Now this is not to say I welcome death, although a lot of people would look at me climbing sheets of frozen water and think otherwise. I’ll admit that I’ve got a…nervous apprehension about death, but mostly the thought just makes me sad. There is so much to see and do on this earth – if I died, I’d miss it all and that wouldn’t be any fun, and I wouldn’t get the opportunity to tell the Winged Harpies about raising a child or traveling to Tibet or listening to an orchestra. So no, I don’t want to die.

And yet it seems there are so many people in this world who think of nothing else.  So much of our focus seems to be on what happens after you die, and so little of it seems to be one what you should do while you’re living. It’s always been a shame to me that most of the major religions in the world concentrate on doing things only with a view to what happens after you die. I think all Pullman is suggesting is that maybe we should focus on living and experiencing things in our world, because when we die, it’s the end of the road for the arrangement of atoms that makes up our specific consciousness.

So I think he gets it. But what most religions miss is the fact that death has nothing to do with the dead, really. It’s all about us. Think of it: how many people do you know who have died?  Has anyone ever said, “Oh, try to avoid dying. I died last year and let me tell you – it’s just horrible.”

No, of course not.  No one knows anything about death. No one knows where we go, what happens…even the people who say that nothing happens, that your body just withers and that’s all she wrote – even they can’t be sure. Because no one has ever experienced it. It’s an unknown that will probably never be known.

But for all practical purposes, death is about the living. About those who are left behind.  We feel horrible when someone dies. We miss them and we don’t know how we’re going to live without their presence.  For all we know, they could be livin’ it up at some sexy club in the tropics with all they can eat or drink and as much care-free sex as they want…it’s just as plausible as any of the other stupid ideas out there.  But all we REALLY know when someone dies is how we feel about it.  And it’s usually not too pleasant.

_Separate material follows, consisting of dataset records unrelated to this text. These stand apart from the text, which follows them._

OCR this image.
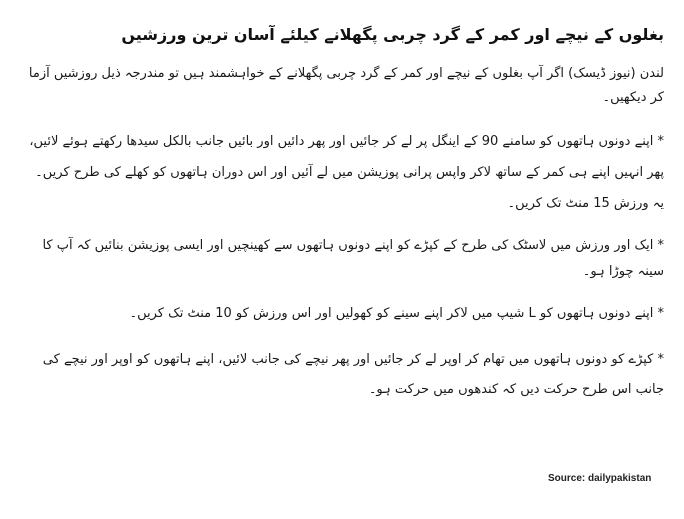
بغلوں کے نیچے اور کمر کے گرد چربی پگھلانے کیلئے آسان ترین ورزشیں

لندن (نیوز ڈیسک) اگر آپ بغلوں کے نیچے اور کمر کے گرد چربی پگھلانے کے خواہشمند ہیں تو مندرجہ ذیل روزشیں آزما کر دیکھیں۔

* اپنے دونوں ہاتھوں کو سامنے 90 کے اینگل پر لے کر جائیں اور پھر دائیں اور بائیں جانب بالکل سیدھا رکھتے ہوئے لائیں، پھر انہیں اپنے ہی کمر کے ساتھ لاکر واپس پرانی پوزیشن میں لے آئیں اور اس دوران ہاتھوں کو کھلے کی طرح کریں۔ یہ ورزش 15 منٹ تک کریں۔

* ایک اور ورزش میں لاسٹک کی طرح کے کپڑے کو اپنے دونوں ہاتھوں سے کھینچیں اور ایسی پوزیشن بنائیں کہ آپ کا سینہ چوڑا ہو۔

* اپنے دونوں ہاتھوں کو L شیپ میں لاکر اپنے سینے کو کھولیں اور اس ورزش کو 10 منٹ تک کریں۔

* کپڑے کو دونوں ہاتھوں میں تھام کر اوپر لے کر جائیں اور پھر نیچے کی جانب لائیں، اپنے ہاتھوں کو اوپر اور نیچے کی جانب اس طرح حرکت دیں کہ کندھوں میں حرکت ہو۔

Source: dailypakistan
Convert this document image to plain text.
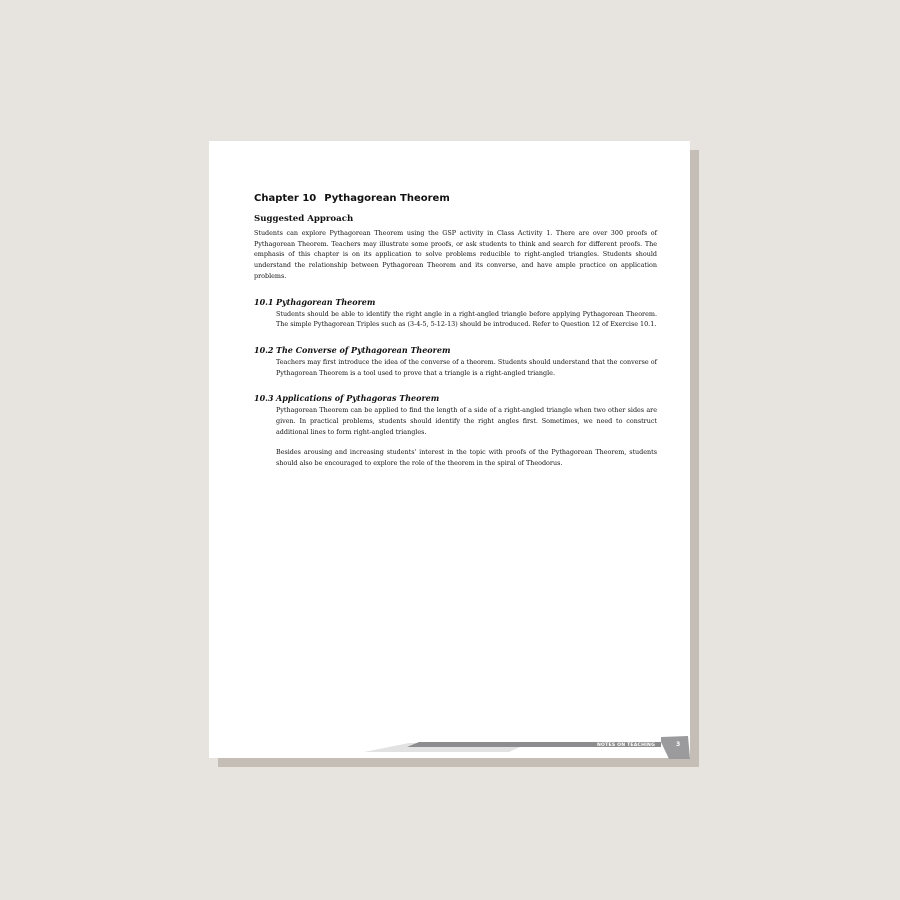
Chapter 10 Pythagorean Theorem
Suggested Approach

Students can explore Pythagorean Theorem using the GSP activity in Class Activity 1. There are over 300 proofs of Pythagorean Theorem. Teachers may illustrate some proofs, or ask students to think and search for different proofs. The emphasis of this chapter is on its application to solve problems reducible to right-angled triangles. Students should understand the relationship between Pythagorean Theorem and its converse, and have ample practice on application problems.

10.1 Pythagorean Theorem

Students should be able to identify the right angle in a right-angled triangle before applying Pythagorean Theorem. The simple Pythagorean Triples such as (3-4-5, 5-12-13) should be introduced. Refer to Question 12 of Exercise 10.1.

10.2 The Converse of Pythagorean Theorem

Teachers may first introduce the idea of the converse of a theorem. Students should understand that the converse of Pythagorean Theorem is a tool used to prove that a triangle is a right-angled triangle.

10.3 Applications of Pythagoras Theorem

Pythagorean Theorem can be applied to find the length of a side of a right-angled triangle when two other sides are given. In practical problems, students should identify the right angles first. Sometimes, we need to construct additional lines to form right-angled triangles.

Besides arousing and increasing students' interest in the topic with proofs of the Pythagorean Theorem, students should also be encouraged to explore the role of the theorem in the spiral of Theodorus.

NOTES ON TEACHING	3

If we have to be afraid of anything, that’s what we should fear: the pain we would cause those who love us. We shouldn’t fear death because we might go to hell or be reincarnated as a urinal cake or something. Our biggest fear should be causing others pain, and shame on our religions for creating other, selfish fears.

How about our various clergy start preaching about that?  How about a religion that scares people into NOT hurting people for a change?  What if jerks like that guy who was standing in the subway doors and REFUSED TO MOVE WHEN WE ALL NEEDED TO GET ON were instantly sent to a place in which they bind you to a stake that burns for eternity but never consumes you (along with, of course, murderers and child molesters)?

I will gladly attend the seminary of that religion.

*FUN FACT: The first time the phrase in the headline was used by Dr. McCoy in Star Trek was in reference to a weird dog-like animal that had just died.